I took care of a man today who, according to the convenience store owners where he was found, "went totally crazy." When we got there he was on the floor, writhing like a fish out of water as eleven police officers stood over him catching their breath. He was handcuffed and lying face down, screaming as he struggled against his bounds. He covered his posterior with his hand, madly swatting away some invisible insult. "He's raping me," the man screamed. "Why are you letting him do this to me?"
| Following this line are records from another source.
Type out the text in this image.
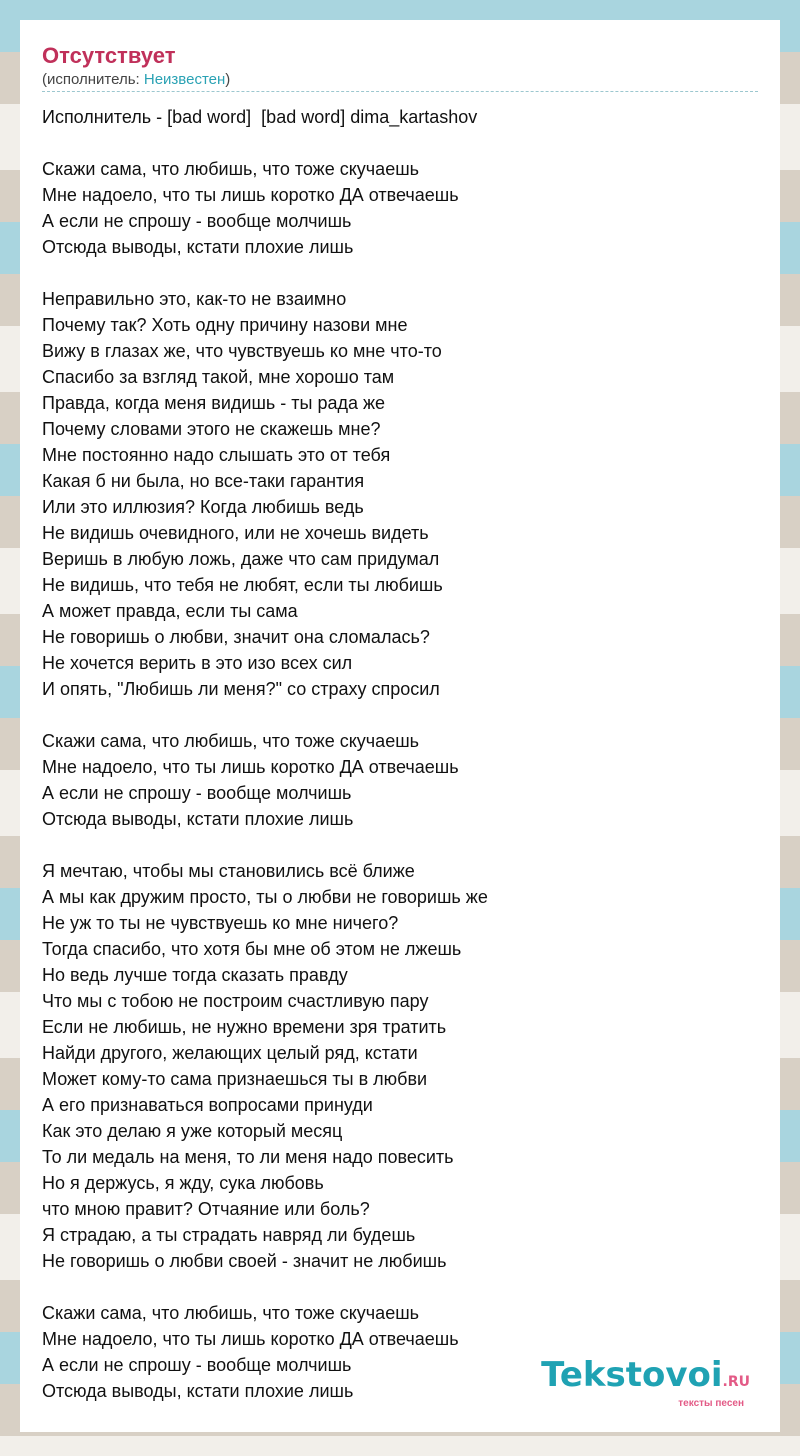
Отсутствует
(исполнитель: Неизвестен)
Исполнитель - [bad word]  [bad word] dima_kartashov
Скажи сама, что любишь, что тоже скучаешь
Мне надоело, что ты лишь коротко ДА отвечаешь
А если не спрошу - вообще молчишь
Отсюда выводы, кстати плохие лишь
Неправильно это, как-то не взаимно
Почему так? Хоть одну причину назови мне
Вижу в глазах же, что чувствуешь ко мне что-то
Спасибо за взгляд такой, мне хорошо там
Правда, когда меня видишь - ты рада же
Почему словами этого не скажешь мне?
Мне постоянно надо слышать это от тебя
Какая б ни была, но все-таки гарантия
Или это иллюзия? Когда любишь ведь
Не видишь очевидного, или не хочешь видеть
Веришь в любую ложь, даже что сам придумал
Не видишь, что тебя не любят, если ты любишь
А может правда, если ты сама
Не говоришь о любви, значит она сломалась?
Не хочется верить в это изо всех сил
И опять, "Любишь ли меня?" со страху спросил
Скажи сама, что любишь, что тоже скучаешь
Мне надоело, что ты лишь коротко ДА отвечаешь
А если не спрошу - вообще молчишь
Отсюда выводы, кстати плохие лишь
Я мечтаю, чтобы мы становились всё ближе
А мы как дружим просто, ты о любви не говоришь же
Не уж то ты не чувствуешь ко мне ничего?
Тогда спасибо, что хотя бы мне об этом не лжешь
Но ведь лучше тогда сказать правду
Что мы с тобою не построим счастливую пару
Если не любишь, не нужно времени зря тратить
Найди другого, желающих целый ряд, кстати
Может кому-то сама признаешься ты в любви
А его признаваться вопросами принуди
Как это делаю я уже который месяц
То ли медаль на меня, то ли меня надо повесить
Но я держусь, я жду, сука любовь
что мною правит? Отчаяние или боль?
Я страдаю, а ты страдать навряд ли будешь
Не говоришь о любви своей - значит не любишь
Скажи сама, что любишь, что тоже скучаешь
Мне надоело, что ты лишь коротко ДА отвечаешь
А если не спрошу - вообще молчишь
Отсюда выводы, кстати плохие лишь	Tekstovoi.RU
тексты песен
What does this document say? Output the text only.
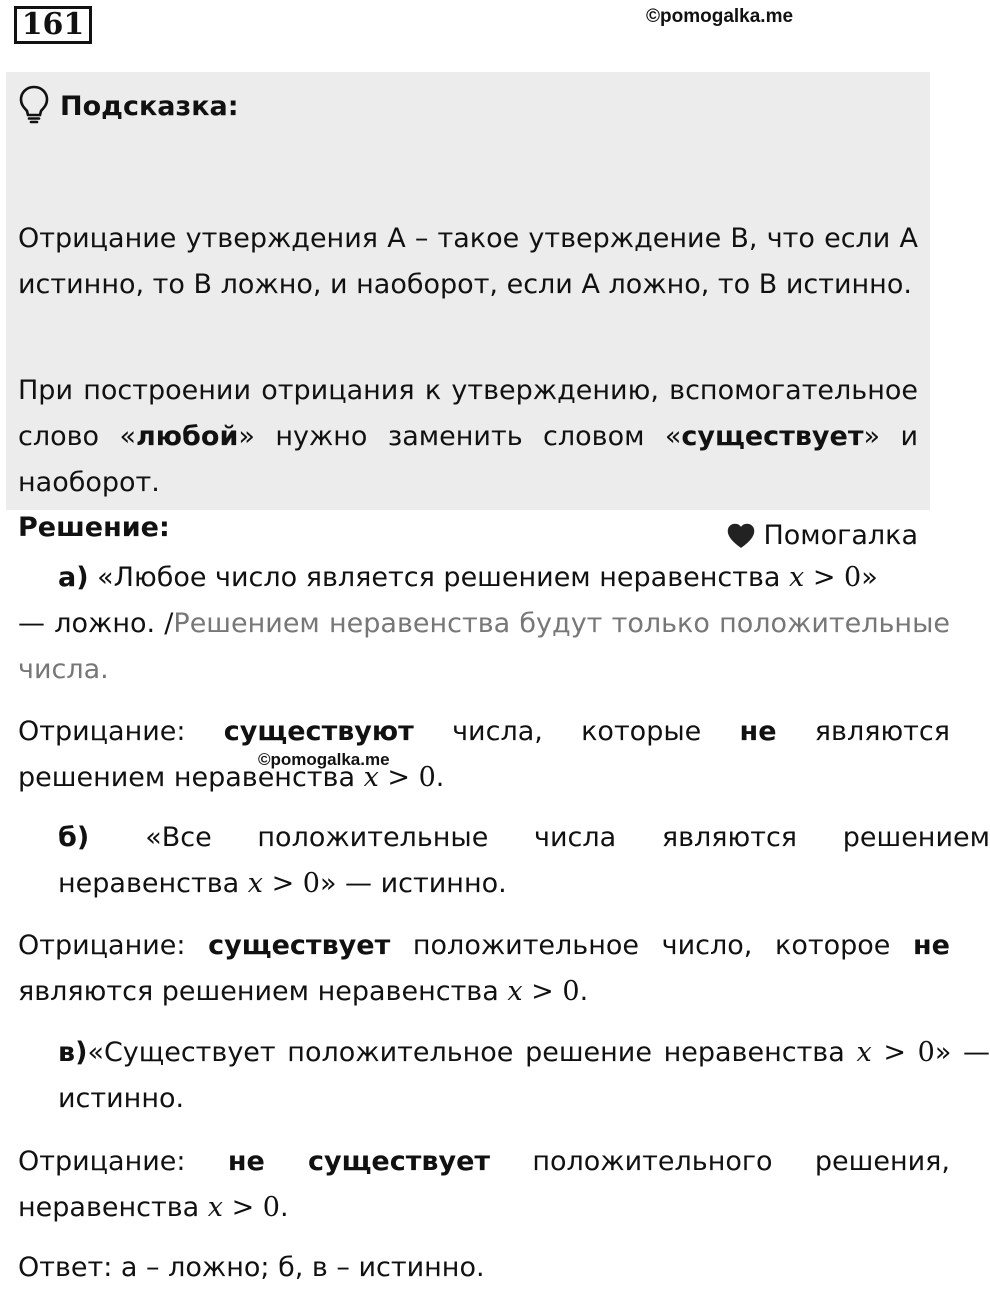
161	©pomogalka.me
Подсказка:

Отрицание утверждения A – такое утверждение B, что если A истинно, то B ложно, и наоборот, если A ложно, то B истинно.

При построении отрицания к утверждению, вспомогательное слово «любой» нужно заменить словом «существует» и наоборот.

Помогалка

Решение:

а) «Любое число является решением неравенства x > 0»

— ложно. /Решением неравенства будут только положительные числа.

Отрицание: существуют числа, которые не являются решением неравенства x > 0.

©pomogalka.me

б) «Все положительные числа являются решением неравенства x > 0» — истинно.

Отрицание: существует положительное число, которое не являются решением неравенства x > 0.

в)«Существует положительное решение неравенства x > 0» — истинно.

Отрицание: не существует положительного решения, неравенства x > 0.

Ответ: а – ложно; б, в – истинно.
When we flipped him over and onto the stretcher he hardly seemed to notice. His face ran with tears, his mouth wide open in anguished cry. Every once in a while he would catch my eye and plead with me that I make "this guy" stop. I tried to ask him what happened, what was going on. Looking into his eyes I tried to offer him a way out, a softness beyond the hell that he endured. He looked right through me. His reality was too much for him to bear, too potent to ignore.
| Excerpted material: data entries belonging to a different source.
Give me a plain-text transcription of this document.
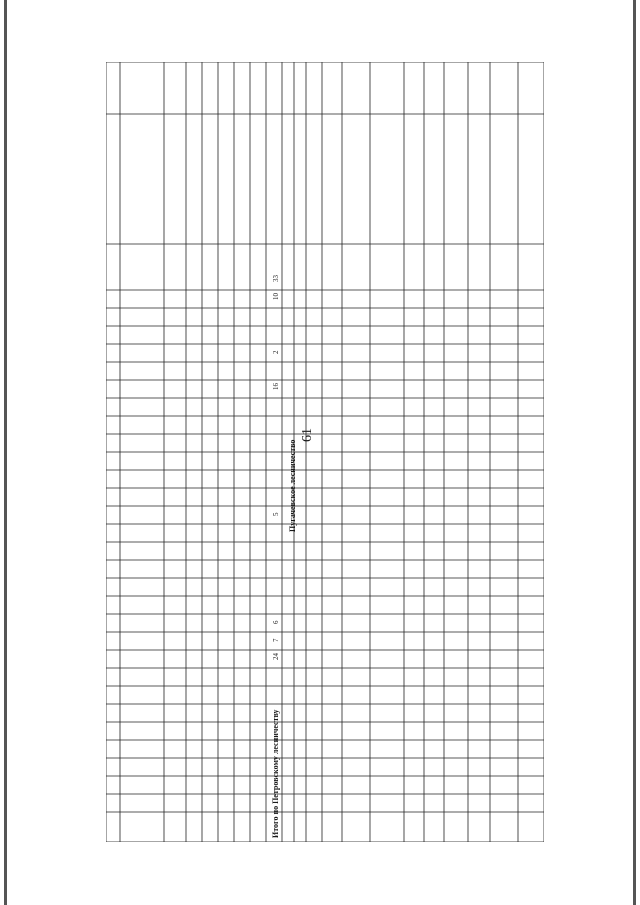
61
Пугачевское лесничество
Итого по Петровскому лесничеству
33
10
2
16
5
6
7
24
I did my best to perform an assessment. He had a strong, regular radial pulse at about 134, his skin hot and diaphoretic. His lung sounds seemed to be clear between screams. I did a rapid trauma assessment and found nothing. PEARRL. Unable to obtain a medical history, meds, or allergies. I wasn't even sure I had his first name right. I tried to give some nasal cannula oxygen, but the man kept shaking his head whenever I got close, screaming with rapidly depleting energy and fighting the best he could. I resigned myself to simply trying to calm him down, which didnt work either.
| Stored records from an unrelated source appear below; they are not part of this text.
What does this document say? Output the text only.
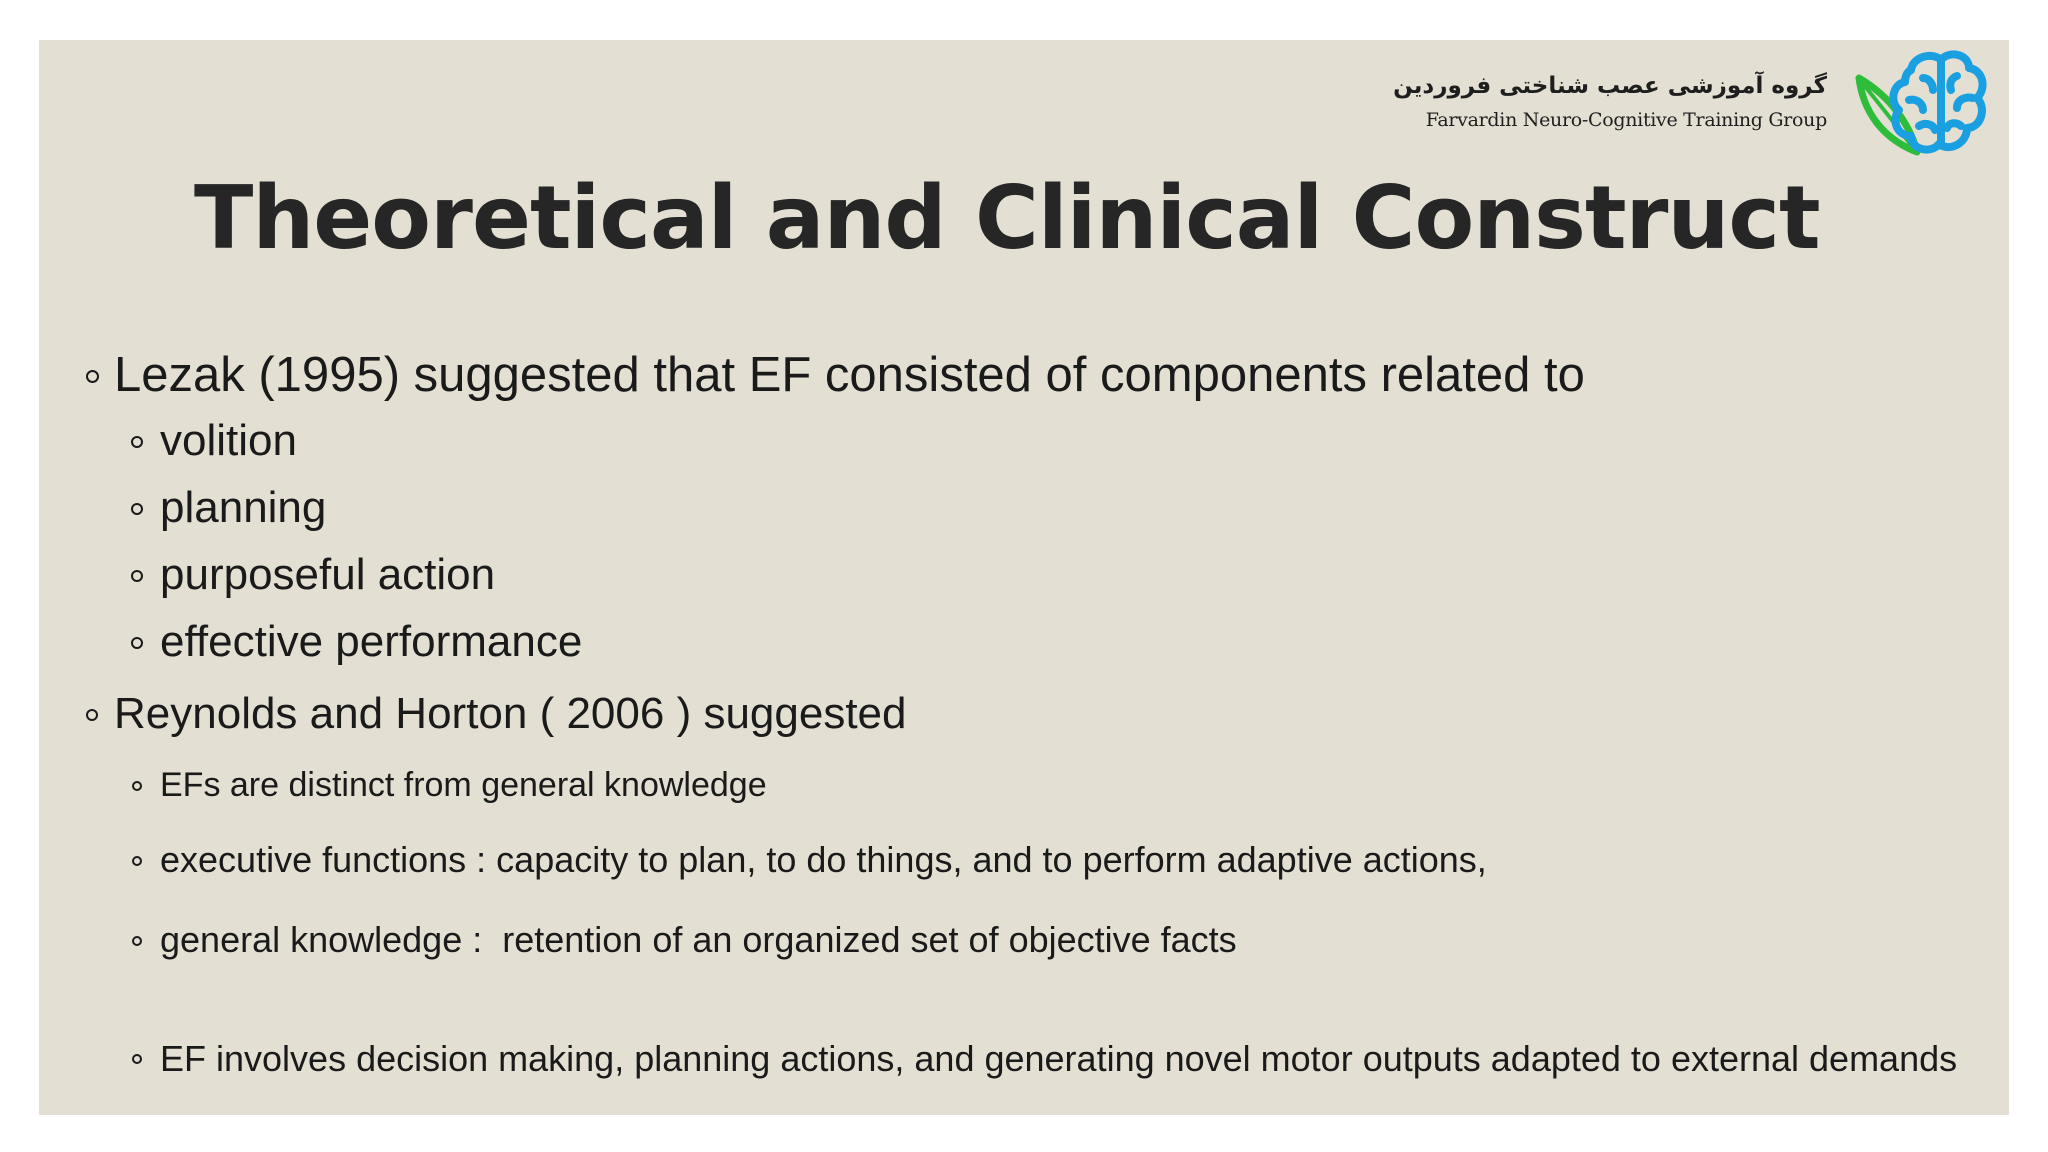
گروه آموزشی عصب شناختی فروردین
Farvardin Neuro-Cognitive Training Group
Theoretical and Clinical Construct
Lezak (1995) suggested that EF consisted of components related to
volition
planning
purposeful action
effective performance
Reynolds and Horton ( 2006 ) suggested
EFs are distinct from general knowledge
executive functions : capacity to plan, to do things, and to perform adaptive actions,
general knowledge :  retention of an organized set of objective facts
EF involves decision making, planning actions, and generating novel motor outputs adapted to external demands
Patients like this are not uncommon in the city. They get into the back of the ambulances - willing or, sometimes, unwilling - and refuse to budge. We do routine assessments, going through the motions to be thorough, knowing all the while that we cant really touch these people. The barriers are too high, the insults are too deep. They look at us with the eyes of experience, tired of the same questions. Most have done this before and seen failure, their pockets filled with medications and crisis intervention business cards. Again we both try.
Its easy to burn out on these patients. Perceived futility is an especially hot ember. I'm not sure how long-term, adept clinicians handle this. Do they relax in the system, mindlessly going through the motions in efforts to provide for these patients another halfway opportunity? ...Or are they convinced of the value of these interventions, actually believing that people this far gone can truly be helped?
Which method is the best for the patient? Which is more healthy for the provider?
On our way to the hospital I sat in the airway seat, behind the patient. I didnt want him to look at me, ask me for help I couldnt give. I spoke to him from out of his view. "Calm down buddy. Try to relax. We're taking you to the hospital, we'll get you some help."